キャンプの朝、車中で思う。
人に疲れていたみたい、と気づいたのは、フリーランスになってからだった。
オフィスよりもうんと小さい。それでもすがすがしいくらいに開放的な六畳の自室で、キーボードを打つ。工事の音や、近くの道路を車が走る音や、風がごうごう鳴る音のなかに、タイピングの乾いた音がちんまり響く。
身内のほかに、人の声はない。
それが心地良かった。
仕事はビジネス用のマッチングサイトでとる。面接やオンライン会議のない事務・ライティング案件に絞った。たとえオンラインであっても、顔と顔が見える状態で人とかかわるのは、なんとなく避けたかったから。
可もなく不可もなく、こじんまりとわたしは過ごしていた。ちょうど、世間では、感染症が蔓延している時期だった。
いつかみんな、外出したり、マスクを外したりするときがくる。でも、わたしの世界では、いつまでも自宅待機のような日々が続いていくんだろうなと思っていた。それで、よかった。
退屈。行き詰まり。閉塞感。
ふりはらっても、ふりはらっても、何度も湧いてくる言葉たちに向き合ったのは、フリーランスになってから三年が経とうとする頃だった。
インターネットでとある案件を見つけて応募した。
オンライン面接も、定期的なオンライン会議もある。
わたしにとっては苦手のオンパレード。
思いきるしかなかった。
その頃には、面接やオンライン会議なしで、条件のよい仕事をとることが難しくもなっていたから。
希望の職種ではなかったものの、なんとか合格。
飛び込んだ環境は、思っていたよりもあたたかかくて拍子抜けした。
誰かと協力して、仕事をするのも想像より楽しい……かも、と思えるくらいに。
他のスタッフは親切だし、困ったら助けてくれる。
なぜ、あんなに人とのかかわりを避けていたんだろう。最初は、ちょっと疲れを癒そうとしていただけのはずなのに。
理由はわからなかった。
どうしてか、人が少し怖かった。
仕事を通して少しずつ人と交流する日々は、リハビリのよう。
オンライン会議で、顔を見て意見を伝える、あいづちを打つ、人の反応を確認する。笑顔をつくる。

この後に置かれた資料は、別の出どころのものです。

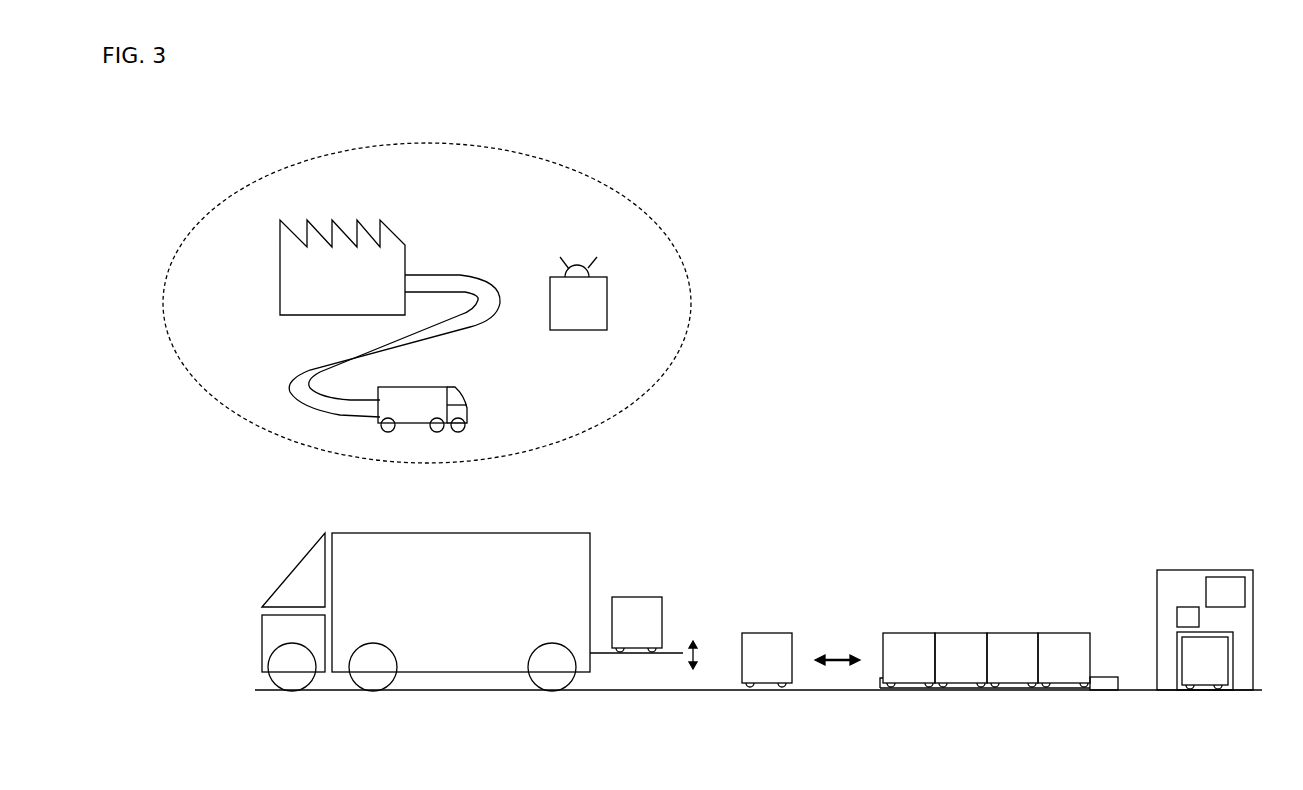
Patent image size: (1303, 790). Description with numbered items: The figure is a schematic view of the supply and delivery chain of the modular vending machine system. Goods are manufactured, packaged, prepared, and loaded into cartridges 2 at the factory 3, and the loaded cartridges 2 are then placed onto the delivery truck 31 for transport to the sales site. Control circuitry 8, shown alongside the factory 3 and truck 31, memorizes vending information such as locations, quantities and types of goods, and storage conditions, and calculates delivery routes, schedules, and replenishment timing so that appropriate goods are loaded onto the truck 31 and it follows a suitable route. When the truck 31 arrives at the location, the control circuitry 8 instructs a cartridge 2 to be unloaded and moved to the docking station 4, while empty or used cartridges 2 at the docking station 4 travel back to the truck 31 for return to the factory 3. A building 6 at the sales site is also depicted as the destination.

The factory 3 is at (381, 196).
The control circuitry 8 is at (577, 241).
The delivery truck 31 is at (462, 380).
The cartridge 2 is at (742, 645).
The docking station 4 is at (1100, 676).
The store building 6 is at (1177, 570).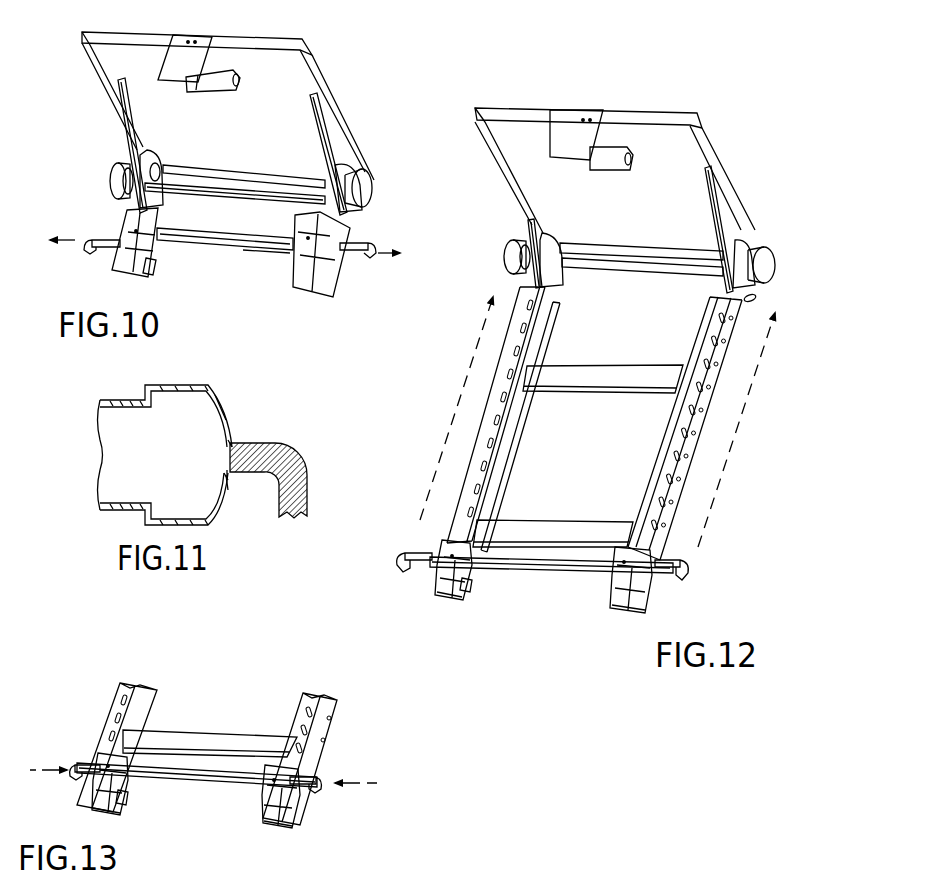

なんてことないささいな社内面談でさえも、心臓はドクドク鳴っていた。
冷や汗をかきながら、わたしは平然と発言をしている人たちを羨ましく思った。
不思議なもので、慣れってある。
わたしはだんだんとオンライン上で人と顔を合わせる交流に慣れていった。
誰かにとっては、「そんなこと」と思うかもしれない。
けれど、ひとつ扉の向こうの世界に行くような感じ。わたしにとっては。
そんなタイミングを見計らったかのように、なんにも知らない友人からお誘いがきた。
秋のことだ。
「キャンプに行こう。泊まりで」
THE・インドア型。アウトドアは苦手。人と長時間一緒にいると疲れてしまう。
返答は「NO」のはずだった。
ちょっと前なら、ぜったいに。
それなのに……。
どうしてか、行ってみようと思った。
パリ、という音がした。
わたしの殻が完全に割れた音じゃない。
沢でとったカニを誰かが食べている音。
数人のメンバーで、鍋を囲んだ。焚き火を囲んだ。
薪が燃え、ぱちぱちと火が弾けて、やがて小さく消えていく。
なにげない会話と、巻き起こる笑い声。たまに、風が吹いていく。
イスから立ち上がり地面の上を歩くと、靴底の裏で砂利がゴロゴロと転がる。どこかのテントサイトで犬が吠えて、子どもが声を上げる。
いつもとは違う、光景と音と香りと感触がどこまでも新鮮だった。
わたしの不安をいい意味で裏切るように、心はずっと安らかだった。
人の車で目を覚ます。
おこがましくも、ひとり車中泊。
少し曇った窓ガラスの向こうに、薄い水色の空が見えて、ほっとした。
キャンプ場は、昼は暑くて、夜は寒かった。木々が生い茂るぽかぽかした場所も、日が暮れると深い闇とキンとした冷気に包まれる。
月も星も分厚い雲の裏。
光がなくて不安になった。
でも……。
朝がくると、今度は真逆の変化がちゃんと起こった。
ふたつの表情の差にびっくりしたけれど、キャンプ場内には、さも当然といった空気が流れている。
それが、なんだか嬉しかった。
視線を車の天井に戻す。
まだどこかうとうとしている頭でぼんやり思った。
大丈夫。少しずつだけど、成長している。
だって、わたしが人と一緒にキャンプをしているだなんてこと、数年前には想像もつかなかったことだから。